Lors de cette rencontre, les dirigeants de la SADC ont réaffirmé leur engagement à « sauvegarder la paix, consolider la démocratie et promouvoir la stabilité ainsi que l’intégration régionale ». Ils ont également souligné l’importance de renforcer les mécanismes africains de prévention et de résolution des crises pour préserver la sécurité collective.
Une situation sécuritaire critique dans l’est du pays
Les participants ont exprimé leur préoccupation majeure face à la dégradation de la situation dans l’est de la RDC. Selon les observateurs, « l’instabilité menace non seulement la paix nationale, mais également les efforts d’intégration et de coopération régionale ». La résurgence de l’épidémie d’Ebola dans cette région a également été pointée du doigt, renforçant l’urgence d’une action concertée.
Face à cette crise, la SADC a appelé toutes les parties impliquées dans le conflit à respecter strictement les engagements pris dans le cadre des accords de Doha et de Washington. Ces textes, qui prévoient notamment un cessez-le-feu, constituent selon l’organisation régionale « des piliers essentiels pour instaurer une stabilité durable et une paix pérenne ».

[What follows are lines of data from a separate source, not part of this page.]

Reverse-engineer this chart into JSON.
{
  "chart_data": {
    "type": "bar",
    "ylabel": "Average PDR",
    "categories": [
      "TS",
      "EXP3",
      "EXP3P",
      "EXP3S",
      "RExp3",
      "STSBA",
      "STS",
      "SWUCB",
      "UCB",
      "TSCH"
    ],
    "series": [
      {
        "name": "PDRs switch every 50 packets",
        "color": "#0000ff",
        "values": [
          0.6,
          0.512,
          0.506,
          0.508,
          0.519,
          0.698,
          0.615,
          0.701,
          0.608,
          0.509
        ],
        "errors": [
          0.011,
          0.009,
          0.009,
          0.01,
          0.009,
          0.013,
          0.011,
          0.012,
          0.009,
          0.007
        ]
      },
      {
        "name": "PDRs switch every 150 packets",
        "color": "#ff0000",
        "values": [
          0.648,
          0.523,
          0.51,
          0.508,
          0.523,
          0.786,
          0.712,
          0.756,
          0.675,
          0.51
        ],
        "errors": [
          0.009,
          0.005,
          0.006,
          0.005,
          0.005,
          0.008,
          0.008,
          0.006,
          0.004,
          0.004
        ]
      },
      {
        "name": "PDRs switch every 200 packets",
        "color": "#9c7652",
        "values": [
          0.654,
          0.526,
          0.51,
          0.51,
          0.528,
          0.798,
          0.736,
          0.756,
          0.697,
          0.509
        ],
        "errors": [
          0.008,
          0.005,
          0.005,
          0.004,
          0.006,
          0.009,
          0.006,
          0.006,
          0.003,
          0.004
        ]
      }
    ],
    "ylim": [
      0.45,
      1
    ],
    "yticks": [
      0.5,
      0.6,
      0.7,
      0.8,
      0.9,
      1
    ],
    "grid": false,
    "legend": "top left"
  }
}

Des recommandations pour une paix durable
Pour renforcer son action, la Troïka de la SADC a formulé plusieurs recommandations qui seront soumises à l’examen du prochain sommet des chefs d’État de l’organisation. Ce 46ᵉ Sommet ordinaire, prévu du 16 au 17 août 2026 à Durban (Afrique du Sud), marquera le début de la présidence sud-africaine de la SADC pour douze mois.
Cette réunion intervient dans un contexte où les initiatives diplomatiques, comme les accords de Washington et le processus de Doha, peinent à produire des résultats concrets sur le terrain. Malgré ces efforts, « les hostilités se poursuivent entre la rébellion et les forces gouvernementales, rendant la mise en œuvre des accords toujours plus incertaine ».
Les observateurs soulignent le fossé persistant entre les avancées diplomatiques et les réalités du terrain. Chaque partie interprète les dispositions des accords selon sa propre lecture, ce qui complique leur application et retarde l’instauration d’une paix durable dans la région.
Un appel à l’unité et à la solidarité régionale
La SADC a réaffirmé sa solidarité avec le peuple congolais et insisté sur la nécessité de privilégier les processus de paix menés par l’Afrique, avec l’appui des efforts internationaux. « Ces processus restent essentiels pour instaurer une stabilité durable, la résilience et une paix pérenne », a déclaré l’organisation dans un communiqué.
Alors que l’est de la RDC reste en proie à l’insécurité, cette réunion de la SADC rappelle l’urgence d’une action coordonnée et respectueuse des engagements pris. La communauté internationale et les acteurs régionaux sont appelés à redoubler d’efforts pour éviter que la crise ne s’aggrave et ne s’étende davantage.